Trying out A new shielding gas?  It might seem to work great… but is it penetrating as much as you think?

Tired of hearing the same old arguments about pushing and pulling a short circuit mig weld? One test can give you more information than a whole bunch of opinions.

Cutting and etching a weld is a quick way to get some valuable information.

So.  Why Cut and Etch?…because 1 test is worth a thousand  opinions.



In a previous video, I was using a certain technique to see if it would work for all positions.

I welded a 1f, 2F, 3F, and 4F tee joint using the same exact technique.

And then I added a lot of extra beads to make this  cut and etch  video a bit more informative because a macro etch test can not only reveal lack of penetration but can also reveal porosity and inclusions if the sample is cut enough times.

Cutting

Let the sample completely cool down before cutting.

There are several ways you could cut a sample for a macro etch test.

Chop saw, hand grinder with cutting disc, band saw etc.

The smoother the cut, the less grinding and polishing is needed.

Sanding and Polishing

Once cut, you should be able to start the sanding with 50- 80 grit .

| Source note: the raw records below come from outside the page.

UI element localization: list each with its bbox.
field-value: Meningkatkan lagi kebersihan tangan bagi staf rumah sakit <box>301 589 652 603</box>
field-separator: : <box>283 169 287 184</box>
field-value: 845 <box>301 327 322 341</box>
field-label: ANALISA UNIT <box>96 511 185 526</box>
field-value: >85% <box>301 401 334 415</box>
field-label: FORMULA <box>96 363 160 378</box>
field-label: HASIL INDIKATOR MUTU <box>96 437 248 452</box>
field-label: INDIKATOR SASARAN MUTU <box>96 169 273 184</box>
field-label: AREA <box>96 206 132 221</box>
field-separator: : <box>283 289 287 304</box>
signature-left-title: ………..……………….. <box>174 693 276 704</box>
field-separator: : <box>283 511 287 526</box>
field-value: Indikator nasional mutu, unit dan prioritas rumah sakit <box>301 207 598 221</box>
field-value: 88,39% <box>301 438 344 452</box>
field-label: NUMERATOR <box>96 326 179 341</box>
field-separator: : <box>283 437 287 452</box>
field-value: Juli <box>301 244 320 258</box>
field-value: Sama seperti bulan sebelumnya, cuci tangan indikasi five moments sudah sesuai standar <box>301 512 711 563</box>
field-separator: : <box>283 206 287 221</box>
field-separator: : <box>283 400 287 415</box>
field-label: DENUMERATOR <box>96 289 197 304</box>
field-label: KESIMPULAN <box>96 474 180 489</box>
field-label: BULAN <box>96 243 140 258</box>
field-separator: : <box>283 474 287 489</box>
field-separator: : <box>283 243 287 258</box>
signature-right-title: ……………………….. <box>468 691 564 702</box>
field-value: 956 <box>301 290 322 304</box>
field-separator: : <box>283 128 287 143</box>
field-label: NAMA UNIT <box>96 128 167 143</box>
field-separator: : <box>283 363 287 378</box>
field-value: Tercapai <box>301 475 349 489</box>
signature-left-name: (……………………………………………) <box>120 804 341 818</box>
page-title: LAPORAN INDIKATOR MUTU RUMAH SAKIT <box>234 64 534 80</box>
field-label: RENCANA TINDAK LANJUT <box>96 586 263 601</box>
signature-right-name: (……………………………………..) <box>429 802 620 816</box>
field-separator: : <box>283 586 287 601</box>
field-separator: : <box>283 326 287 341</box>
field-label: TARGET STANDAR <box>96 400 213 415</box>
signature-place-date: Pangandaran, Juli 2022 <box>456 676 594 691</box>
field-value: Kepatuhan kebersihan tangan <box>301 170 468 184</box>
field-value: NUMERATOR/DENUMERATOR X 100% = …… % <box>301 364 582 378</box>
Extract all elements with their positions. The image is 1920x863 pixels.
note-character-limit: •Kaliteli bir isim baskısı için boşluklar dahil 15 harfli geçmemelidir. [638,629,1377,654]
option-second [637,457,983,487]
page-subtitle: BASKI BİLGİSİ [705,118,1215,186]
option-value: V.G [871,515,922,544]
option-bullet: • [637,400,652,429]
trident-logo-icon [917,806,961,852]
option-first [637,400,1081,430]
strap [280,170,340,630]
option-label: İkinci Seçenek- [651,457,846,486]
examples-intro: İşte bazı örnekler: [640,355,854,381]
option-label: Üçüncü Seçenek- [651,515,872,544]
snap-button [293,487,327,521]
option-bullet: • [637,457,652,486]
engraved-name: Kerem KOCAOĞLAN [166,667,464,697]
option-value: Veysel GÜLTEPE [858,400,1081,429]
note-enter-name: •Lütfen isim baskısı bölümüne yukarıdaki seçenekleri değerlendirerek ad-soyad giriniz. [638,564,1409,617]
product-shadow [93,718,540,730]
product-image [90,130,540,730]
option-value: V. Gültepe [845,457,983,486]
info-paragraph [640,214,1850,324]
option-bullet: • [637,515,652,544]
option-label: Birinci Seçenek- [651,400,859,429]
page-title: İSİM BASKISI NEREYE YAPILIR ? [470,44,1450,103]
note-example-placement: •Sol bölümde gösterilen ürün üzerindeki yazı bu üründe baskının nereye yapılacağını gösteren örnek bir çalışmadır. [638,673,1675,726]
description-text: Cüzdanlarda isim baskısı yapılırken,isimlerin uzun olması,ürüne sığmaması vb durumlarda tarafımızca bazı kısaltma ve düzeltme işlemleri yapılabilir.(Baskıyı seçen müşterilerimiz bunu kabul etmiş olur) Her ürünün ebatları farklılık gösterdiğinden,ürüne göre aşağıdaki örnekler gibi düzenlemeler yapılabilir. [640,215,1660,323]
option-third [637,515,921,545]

I used 50 grit on a belt sander for this video but I have also used a hand held grinder with a flap disc to remove saw marks and it works just fine.

I jumped right to a 120 grit belt after that and then moved on to a brown 3m scotch brite pad , then a red pad, and then a blue one.

I have since ordered several fine sanding belts for my belt sander so I will revisit this topic when those results are in.

Generally speaking the finer the polish, the better the etch detail but I have also achieved some pretty good results with only 120 grit paper.

Remember, you are not going to be examining the weld under high magnification so some sanding scratches are OK.


Etchants for cut and etch testing


There are several etchants that work on carbon steel with a 5% nitric acid solution being one of the best ones.... but one of the easiest ones to get is loctite naval jelly rust remover.
It takes a few minutes but it works pretty good and is available at hardware stores.


For Aluminum,  Easy Off oven cleaner works and you can find it at most grocery stores...heck...you might already have some.

The final step is to examine the surface.

It really helps to take a photo because you can zoom in and also draw lines to determine the root of the joint.